When Neal Armstrong and Buzz Aldrin became the first men to walk on the surface of the moon in 1969, many Americans feared that the Apollo XI mission would bring back to earth unknown infection, and Crichton used this fear to develop the premise for his book. Unlike their parents from the post-World War II generation, young people growing up in America during the 60s were not plagued constantly by an unrelenting fear of nuclear warfare. However, by drawing their attention to an entirely new kind of danger – and a very small one at that – Crichton’s book gave the upcoming 70s generation something to worry about.
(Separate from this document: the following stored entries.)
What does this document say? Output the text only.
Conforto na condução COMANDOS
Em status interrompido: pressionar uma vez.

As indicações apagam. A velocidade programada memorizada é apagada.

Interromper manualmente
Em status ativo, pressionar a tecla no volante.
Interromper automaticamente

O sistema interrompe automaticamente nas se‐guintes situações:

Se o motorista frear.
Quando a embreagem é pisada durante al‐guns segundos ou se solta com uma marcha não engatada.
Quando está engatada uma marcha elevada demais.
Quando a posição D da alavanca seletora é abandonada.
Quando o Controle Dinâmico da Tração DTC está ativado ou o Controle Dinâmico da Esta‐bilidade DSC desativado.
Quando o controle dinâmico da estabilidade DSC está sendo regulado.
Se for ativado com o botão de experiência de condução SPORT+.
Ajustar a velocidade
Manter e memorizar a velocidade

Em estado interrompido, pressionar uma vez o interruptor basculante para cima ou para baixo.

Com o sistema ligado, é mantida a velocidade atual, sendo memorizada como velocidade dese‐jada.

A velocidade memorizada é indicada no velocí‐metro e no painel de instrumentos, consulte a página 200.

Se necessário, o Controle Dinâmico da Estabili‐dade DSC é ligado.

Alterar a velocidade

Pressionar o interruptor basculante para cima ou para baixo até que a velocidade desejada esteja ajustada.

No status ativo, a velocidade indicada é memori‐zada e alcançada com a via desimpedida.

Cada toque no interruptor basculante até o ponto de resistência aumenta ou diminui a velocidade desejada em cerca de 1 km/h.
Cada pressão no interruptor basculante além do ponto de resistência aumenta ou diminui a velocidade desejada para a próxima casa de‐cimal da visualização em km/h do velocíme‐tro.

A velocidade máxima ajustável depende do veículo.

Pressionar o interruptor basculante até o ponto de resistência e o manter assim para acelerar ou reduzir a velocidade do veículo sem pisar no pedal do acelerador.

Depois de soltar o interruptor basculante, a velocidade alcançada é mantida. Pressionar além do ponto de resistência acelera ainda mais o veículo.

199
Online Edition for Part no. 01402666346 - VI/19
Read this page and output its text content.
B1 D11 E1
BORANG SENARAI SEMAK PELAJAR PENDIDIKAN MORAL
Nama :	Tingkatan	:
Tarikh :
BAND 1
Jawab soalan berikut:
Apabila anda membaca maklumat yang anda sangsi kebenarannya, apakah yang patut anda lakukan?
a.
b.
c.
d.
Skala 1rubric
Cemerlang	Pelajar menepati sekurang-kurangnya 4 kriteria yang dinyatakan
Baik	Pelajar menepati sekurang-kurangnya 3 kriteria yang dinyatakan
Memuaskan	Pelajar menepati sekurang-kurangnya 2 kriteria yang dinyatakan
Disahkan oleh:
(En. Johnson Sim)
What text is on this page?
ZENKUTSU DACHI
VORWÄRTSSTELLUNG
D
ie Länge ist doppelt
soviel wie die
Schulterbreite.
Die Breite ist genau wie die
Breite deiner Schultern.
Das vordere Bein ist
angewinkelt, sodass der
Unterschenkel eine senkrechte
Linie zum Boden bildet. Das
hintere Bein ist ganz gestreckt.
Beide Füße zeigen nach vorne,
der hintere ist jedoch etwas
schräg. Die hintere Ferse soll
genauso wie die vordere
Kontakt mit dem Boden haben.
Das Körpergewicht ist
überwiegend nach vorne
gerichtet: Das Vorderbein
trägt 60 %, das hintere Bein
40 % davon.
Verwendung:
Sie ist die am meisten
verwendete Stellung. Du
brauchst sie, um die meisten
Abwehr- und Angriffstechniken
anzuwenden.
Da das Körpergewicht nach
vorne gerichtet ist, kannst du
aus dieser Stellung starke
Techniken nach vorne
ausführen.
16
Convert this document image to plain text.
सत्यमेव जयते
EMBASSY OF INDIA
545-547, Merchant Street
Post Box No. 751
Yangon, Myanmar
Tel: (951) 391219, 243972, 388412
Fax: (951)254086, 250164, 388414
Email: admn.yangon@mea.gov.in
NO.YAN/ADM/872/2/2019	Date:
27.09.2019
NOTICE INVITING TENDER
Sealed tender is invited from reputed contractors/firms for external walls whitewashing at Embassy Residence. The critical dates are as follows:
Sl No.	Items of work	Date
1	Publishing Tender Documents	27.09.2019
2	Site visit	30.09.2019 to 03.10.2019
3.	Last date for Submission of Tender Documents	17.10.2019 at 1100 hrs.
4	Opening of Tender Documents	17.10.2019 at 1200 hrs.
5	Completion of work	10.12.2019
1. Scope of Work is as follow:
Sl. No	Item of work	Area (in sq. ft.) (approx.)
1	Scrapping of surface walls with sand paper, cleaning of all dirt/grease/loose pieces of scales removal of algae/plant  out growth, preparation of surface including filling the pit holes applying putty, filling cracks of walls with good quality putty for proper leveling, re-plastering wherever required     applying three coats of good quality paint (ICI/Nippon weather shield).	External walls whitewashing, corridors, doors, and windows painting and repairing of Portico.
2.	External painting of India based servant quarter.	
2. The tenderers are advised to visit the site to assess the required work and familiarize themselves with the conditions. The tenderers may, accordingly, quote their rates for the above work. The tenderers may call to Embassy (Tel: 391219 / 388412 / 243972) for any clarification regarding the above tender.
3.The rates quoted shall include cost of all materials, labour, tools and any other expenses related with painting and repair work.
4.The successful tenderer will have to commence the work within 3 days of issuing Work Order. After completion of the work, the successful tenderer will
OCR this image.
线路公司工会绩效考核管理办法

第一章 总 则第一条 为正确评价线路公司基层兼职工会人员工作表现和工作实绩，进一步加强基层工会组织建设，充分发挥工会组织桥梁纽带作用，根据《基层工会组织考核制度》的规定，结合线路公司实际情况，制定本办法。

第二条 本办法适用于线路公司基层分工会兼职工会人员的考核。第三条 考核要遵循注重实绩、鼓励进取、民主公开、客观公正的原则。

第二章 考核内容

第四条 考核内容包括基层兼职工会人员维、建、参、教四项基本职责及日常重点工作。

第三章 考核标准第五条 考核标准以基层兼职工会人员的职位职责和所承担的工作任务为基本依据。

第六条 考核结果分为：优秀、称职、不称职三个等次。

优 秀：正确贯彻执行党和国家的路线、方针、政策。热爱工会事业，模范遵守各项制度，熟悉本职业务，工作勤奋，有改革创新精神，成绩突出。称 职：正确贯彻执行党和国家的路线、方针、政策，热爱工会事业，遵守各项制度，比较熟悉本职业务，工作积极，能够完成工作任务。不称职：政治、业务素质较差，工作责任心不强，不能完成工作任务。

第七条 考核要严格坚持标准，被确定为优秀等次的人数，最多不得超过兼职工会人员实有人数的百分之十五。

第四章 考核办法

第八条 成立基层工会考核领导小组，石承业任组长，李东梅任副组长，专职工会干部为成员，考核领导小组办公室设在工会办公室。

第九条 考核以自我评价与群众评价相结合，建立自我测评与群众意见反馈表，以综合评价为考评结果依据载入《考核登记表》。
You may be wondering if Crichton’s book is still pertinent today. I would say that it is, not only because biological warfare still remains a threat, but also because Crichton sets up another theme which is far more relevant to modern readers: technological advances and its impact on society. Even though the technology described in the book is not the most up-to-date, the overall theme remains clear: technology is like microorganisms in that computers and other electronic devices are capable of obtaining and spreading information instantaneously to other networks. The make-up of electronic systems is not very dissimilar to viruses, bacteria, and other germs in our bodies. With our growing reliance on technology, we are as concerned today as they were in the seventies of losing that part of us that makes us human – our capacity for moral judgment as well as our fallible nature.
If you’re looking for a gripping, fast-paced read that will make you think, this book is the perfect pick. It’s my favorite of Crichton’s – what’s yours?